Apart from their privileges in the hundred's courts, the lords of the hundred also had a number of rights in woods and commons.

==Hundred court==
The earliest surviving records of proceedings in the hundred court date from 1261 and 1262. Matters presented by each of the tithings include hue and cry, bloodshed, and disputes between parties about such matters as debt and breach of contract. In the 13th century, the abbesses of Romsey held a hundred court every three weeks, but between 1412 and 1538, when the final abbess's court was held, there was a great decline in business. The court continued to be held by later owners. By the end of the 16th century the two constables for the hundred were appointed by the Quarter Sessions, and Tithingmen were still appearing to make their presentments in the 18th century.

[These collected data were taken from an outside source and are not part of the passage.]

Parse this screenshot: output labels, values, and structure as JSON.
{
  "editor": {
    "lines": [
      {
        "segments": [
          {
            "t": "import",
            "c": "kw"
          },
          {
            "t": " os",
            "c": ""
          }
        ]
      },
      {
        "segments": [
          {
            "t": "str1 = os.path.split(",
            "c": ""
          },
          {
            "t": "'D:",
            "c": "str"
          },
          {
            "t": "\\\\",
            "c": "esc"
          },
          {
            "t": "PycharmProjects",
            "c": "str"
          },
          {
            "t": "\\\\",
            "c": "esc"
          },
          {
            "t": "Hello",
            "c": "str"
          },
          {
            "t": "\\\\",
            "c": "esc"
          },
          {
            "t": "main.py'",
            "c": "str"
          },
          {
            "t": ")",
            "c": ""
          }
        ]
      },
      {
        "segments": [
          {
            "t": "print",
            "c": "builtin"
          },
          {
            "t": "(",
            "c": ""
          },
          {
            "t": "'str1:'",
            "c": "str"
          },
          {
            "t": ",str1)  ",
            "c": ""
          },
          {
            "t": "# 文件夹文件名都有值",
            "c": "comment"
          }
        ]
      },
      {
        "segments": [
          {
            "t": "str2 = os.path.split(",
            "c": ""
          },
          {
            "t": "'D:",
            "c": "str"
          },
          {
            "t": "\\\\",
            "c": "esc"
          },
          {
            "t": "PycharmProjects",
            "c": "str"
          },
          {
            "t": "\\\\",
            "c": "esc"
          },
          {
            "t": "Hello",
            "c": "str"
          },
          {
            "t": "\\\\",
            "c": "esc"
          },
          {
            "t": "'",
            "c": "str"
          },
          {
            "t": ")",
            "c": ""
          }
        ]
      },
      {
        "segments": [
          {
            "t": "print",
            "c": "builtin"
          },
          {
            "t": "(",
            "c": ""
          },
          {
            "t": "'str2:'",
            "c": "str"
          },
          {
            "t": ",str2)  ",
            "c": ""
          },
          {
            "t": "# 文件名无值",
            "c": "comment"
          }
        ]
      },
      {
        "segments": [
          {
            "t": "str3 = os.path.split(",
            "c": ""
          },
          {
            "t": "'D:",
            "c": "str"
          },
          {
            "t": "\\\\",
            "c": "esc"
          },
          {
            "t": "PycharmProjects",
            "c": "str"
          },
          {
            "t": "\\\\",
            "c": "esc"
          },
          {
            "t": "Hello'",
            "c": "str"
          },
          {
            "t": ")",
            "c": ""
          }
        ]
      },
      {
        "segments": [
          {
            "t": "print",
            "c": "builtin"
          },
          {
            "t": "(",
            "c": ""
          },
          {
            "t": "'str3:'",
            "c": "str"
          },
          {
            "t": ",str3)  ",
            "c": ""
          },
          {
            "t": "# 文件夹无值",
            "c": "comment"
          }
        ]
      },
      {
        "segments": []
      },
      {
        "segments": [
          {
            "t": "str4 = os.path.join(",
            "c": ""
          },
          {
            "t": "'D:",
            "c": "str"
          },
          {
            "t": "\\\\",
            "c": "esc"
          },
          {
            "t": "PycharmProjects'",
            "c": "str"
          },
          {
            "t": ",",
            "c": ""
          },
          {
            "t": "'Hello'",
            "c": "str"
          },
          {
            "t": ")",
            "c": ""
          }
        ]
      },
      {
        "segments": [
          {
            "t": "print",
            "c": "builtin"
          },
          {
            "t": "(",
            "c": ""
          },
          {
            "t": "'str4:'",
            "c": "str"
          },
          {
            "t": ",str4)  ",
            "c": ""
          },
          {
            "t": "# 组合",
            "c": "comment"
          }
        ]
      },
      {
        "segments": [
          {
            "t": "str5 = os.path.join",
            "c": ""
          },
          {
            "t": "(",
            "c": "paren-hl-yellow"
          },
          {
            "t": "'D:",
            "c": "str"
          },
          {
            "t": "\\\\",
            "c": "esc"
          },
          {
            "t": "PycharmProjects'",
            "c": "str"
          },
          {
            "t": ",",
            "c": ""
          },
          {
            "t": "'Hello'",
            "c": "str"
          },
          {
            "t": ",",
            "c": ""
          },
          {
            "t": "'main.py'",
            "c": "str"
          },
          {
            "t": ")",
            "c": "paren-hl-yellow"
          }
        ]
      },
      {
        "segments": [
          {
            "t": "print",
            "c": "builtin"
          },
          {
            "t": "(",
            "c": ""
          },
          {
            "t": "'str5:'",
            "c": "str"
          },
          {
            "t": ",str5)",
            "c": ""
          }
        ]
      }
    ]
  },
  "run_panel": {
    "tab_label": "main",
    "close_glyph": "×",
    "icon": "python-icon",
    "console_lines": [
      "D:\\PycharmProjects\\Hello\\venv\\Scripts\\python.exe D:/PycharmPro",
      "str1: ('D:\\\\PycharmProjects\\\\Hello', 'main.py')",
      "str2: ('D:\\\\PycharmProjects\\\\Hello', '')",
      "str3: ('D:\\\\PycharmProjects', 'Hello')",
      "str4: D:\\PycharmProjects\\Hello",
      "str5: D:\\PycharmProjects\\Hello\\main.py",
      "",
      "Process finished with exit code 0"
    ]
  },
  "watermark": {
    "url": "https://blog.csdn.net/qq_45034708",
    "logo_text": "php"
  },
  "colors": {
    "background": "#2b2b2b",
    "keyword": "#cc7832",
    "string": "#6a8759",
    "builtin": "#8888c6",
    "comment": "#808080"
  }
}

When the hundred court was granted to Romsey Abbey by Henry I, he granted "all pleas belonging to it". However, what belonged to the court was uncertain. In 1233 litigation ensued between the Abbey and Ela, Countess of Salisbury, the sheriff, over the extent of the Abbey's jurisdiction, and the abbess was forced to recognise the sheriff's right to two 'tourns' a year, to include all pleas of the Crown, the view of frankpledge, disputes about beasts taken against pledge, and assizes of bread and ale. The abbey thus retained actions for debt, pleas of battery and medley where there was no allegation of felony, actions over the injury of cattle and horses, and other matters where there was no king's writ. The Abbey later agreed to pay an additional rent to acquire some of the sheriff's rights, so that in 1289 its rent was £4, but the sheriffs continued to hold their two tourns in the hundred court until the 16th century.

In 1708, the hundred court was held at Tinhead. Apart from Keevil, all the tithings of 1261 were still attending the court in the 18th century.

==Origin and survival of the name==
Whorwellsdown was originally the name of a low hill near Crosswelldown Farm, at the point where the ancient parishes of Steeple Ashton, Edington, and Bratton meet. Early records show that the hundred court was held there under an oak or thorn tree.

The hundred shared a Poor Law Union with neighbouring Westbury, a single Westbury and Whorwellsdown Union Workhouse being located at Eden Vale, Westbury, with accommodation for some 134 people.

The name of Whorwellsdown remained in everyday use in Wiltshire into the 21st century to mean the wider area of the hundred. From 1872 to 1934 the name was part of that of the Westbury and Whorwellsdown Rural District. Up to the 1960s there was also a petty-sessional division called Whorwellsdown. Until the end of Wiltshire County Council in 2009, one of the council's electoral divisions was called 'Whorwellsdown' or 'Whorwellsdown Hundred'. Despite these continuing uses, by the late 20th century there was no consistency about the local pronunciation of the name.